What struck me the most about both “The Canterville Ghost” and “Lord Arthur Savile’s Crime” was how subversive they were to two popular genres of stories, those being ghost stories and murder mysteries respectively.
“Lord Arthur Savile’s Crime” very clearly mocks Victorian society, a culture in which everybody does what they feel they are supposed to do, instead of what they might want to do. This is reflected most in the titular character, who feels that, because a fortune teller foretells murder in his future, he must go about killing someone close to him, just to get the inevitable murder out of the way. Arthur never considers simply not murdering anybody, but instead allows others to command his actions for him. Through attempting to conform to external pressures, he ends up performing several vile acts, culminating in throwing a man off a bridge, killing him. Arthur feels no regret after this, immediately marries his fiancé, and lives happily ever after. I believe the story is also a commentary on how the upper class get away with everything, as Arthur attempted two murders and succeeded with a third and faced zero legal repercussions.

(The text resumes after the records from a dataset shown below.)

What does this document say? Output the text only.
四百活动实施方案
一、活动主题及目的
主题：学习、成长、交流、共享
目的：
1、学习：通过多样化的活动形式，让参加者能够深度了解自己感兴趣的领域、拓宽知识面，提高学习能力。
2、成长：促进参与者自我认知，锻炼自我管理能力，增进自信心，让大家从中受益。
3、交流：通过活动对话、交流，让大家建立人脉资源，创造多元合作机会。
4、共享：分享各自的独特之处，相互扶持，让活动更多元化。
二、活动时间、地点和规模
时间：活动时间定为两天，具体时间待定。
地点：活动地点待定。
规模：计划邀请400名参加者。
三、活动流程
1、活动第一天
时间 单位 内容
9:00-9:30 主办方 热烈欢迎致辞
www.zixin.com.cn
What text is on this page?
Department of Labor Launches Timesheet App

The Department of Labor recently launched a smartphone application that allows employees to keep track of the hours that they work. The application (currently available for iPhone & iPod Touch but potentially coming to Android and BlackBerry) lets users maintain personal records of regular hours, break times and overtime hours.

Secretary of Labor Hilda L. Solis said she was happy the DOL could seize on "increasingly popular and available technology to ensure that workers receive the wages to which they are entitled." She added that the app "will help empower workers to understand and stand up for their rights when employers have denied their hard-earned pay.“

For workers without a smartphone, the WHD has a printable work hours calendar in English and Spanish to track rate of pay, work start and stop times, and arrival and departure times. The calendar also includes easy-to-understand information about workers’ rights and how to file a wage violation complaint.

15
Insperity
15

“The Canterville Ghost” is quite clearly a satire on common ghost stories at the time, as the titular specter is far from an intimidating villain, but rather a bumbling fool. It seems significant that the ghost is haunting a house in England that is lived in by a family of Americans, and that said Americans are immune from his attempts to frighten them. To me, the ghost is a reflection, somewhat of Victorian values, as he feels it is his duty to spook and frighten the residents of the house, almost as if he is honor bound to do so. As Americans have different values, they are completely unfazed by the ghost, but instead attempt to rationally deal with the small amount of trouble he causes their family. I found it interesting that the daughter of the family, named Virginia in reference to both the state in which Europeans first journeyed to America and the Virgin Mary, served as the savior of the ghost, allowing him to abandon his duty and finally rest, after becoming one with nature. This seems to be symbolic of Wilde’s desire for all people to give up the stuffy customs of the day, and start living life at one with the world, and with oneself.